Behandeling van kraakbeenletsels op oudere leeftijd is meestal conservatief door middel van kinesitherapie, infiltraties met hyaluronzuur of cortisone. In specifieke gevallen kan er een chirurgische indicatie bestaan voor arthroscopie, kraakbeenbehandeling of verplaatsen van de knieschijf.

In selectieve gevallen van artrose kan prothesechirurgie noodzakelijk zijn.

 

Anterieure kniepijn

Dit is een specifieke welomschreven pijn rond de knieschijf, zonder duidelijke afwijkingen op beeldvorming.  Enerzijds ervaart de patiënt pijn bij lang stilzitten op een stoel of in de auto, anderzijds bij trappen lopen, bij hurken en bergaf stappen.  Soms ervaart de patiënt ook een krakend gevoel.

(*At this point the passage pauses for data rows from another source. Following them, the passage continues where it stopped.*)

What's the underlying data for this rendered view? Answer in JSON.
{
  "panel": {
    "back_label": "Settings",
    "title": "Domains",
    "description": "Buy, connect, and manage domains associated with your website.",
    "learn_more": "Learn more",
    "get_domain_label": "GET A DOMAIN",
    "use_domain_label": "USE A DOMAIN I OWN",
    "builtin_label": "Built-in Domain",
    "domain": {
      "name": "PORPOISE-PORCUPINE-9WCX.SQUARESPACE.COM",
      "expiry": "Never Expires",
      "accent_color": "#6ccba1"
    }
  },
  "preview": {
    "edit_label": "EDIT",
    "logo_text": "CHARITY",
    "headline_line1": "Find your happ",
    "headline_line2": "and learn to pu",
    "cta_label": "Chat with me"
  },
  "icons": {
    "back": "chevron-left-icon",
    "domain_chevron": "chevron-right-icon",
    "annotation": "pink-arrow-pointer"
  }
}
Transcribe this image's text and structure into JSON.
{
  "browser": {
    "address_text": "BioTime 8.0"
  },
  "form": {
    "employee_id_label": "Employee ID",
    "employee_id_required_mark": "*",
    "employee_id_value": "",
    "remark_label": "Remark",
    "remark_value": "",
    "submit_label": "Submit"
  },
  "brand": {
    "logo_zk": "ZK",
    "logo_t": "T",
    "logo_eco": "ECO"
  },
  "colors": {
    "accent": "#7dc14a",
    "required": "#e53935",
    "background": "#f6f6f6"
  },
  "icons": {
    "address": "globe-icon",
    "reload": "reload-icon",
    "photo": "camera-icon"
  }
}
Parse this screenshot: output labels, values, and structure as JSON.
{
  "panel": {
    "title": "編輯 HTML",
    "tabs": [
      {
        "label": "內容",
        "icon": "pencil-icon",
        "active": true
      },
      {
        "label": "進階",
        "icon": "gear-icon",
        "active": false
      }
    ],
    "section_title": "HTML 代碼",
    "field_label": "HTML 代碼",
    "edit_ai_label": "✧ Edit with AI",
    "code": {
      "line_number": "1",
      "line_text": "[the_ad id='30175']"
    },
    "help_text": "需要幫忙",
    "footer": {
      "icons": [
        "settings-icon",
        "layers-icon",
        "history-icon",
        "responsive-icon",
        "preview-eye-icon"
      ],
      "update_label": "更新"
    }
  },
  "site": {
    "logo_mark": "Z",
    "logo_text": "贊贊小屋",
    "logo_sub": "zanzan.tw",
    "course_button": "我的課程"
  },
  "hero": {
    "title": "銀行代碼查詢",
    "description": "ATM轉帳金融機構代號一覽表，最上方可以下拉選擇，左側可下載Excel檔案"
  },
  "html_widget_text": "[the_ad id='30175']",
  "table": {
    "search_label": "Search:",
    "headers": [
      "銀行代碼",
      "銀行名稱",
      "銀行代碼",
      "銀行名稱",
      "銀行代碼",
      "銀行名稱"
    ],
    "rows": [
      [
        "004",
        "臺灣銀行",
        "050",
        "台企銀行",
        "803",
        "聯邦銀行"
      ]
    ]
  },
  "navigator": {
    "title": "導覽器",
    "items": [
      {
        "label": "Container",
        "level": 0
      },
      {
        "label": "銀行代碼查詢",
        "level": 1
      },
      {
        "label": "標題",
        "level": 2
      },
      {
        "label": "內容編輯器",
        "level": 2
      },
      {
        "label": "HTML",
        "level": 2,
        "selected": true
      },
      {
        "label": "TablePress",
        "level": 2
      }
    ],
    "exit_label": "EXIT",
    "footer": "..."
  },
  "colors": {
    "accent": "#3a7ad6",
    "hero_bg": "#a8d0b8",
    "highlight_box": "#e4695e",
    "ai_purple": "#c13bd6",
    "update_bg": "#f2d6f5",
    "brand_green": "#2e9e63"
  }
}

De behandeling bestaat essentieel uit kinesitherapie en ontstekingsremmers zo nodig. De nadruk ligt op gesloten ketenoefeningen en excentrische oefentherapie ter ontlasten van het patellofemorale gewricht. Fietsen is bijzonder belangrijk in het kader van de behandeling.

Een artroscopisch nazicht wordt in uitzonderlijke gevallen verricht.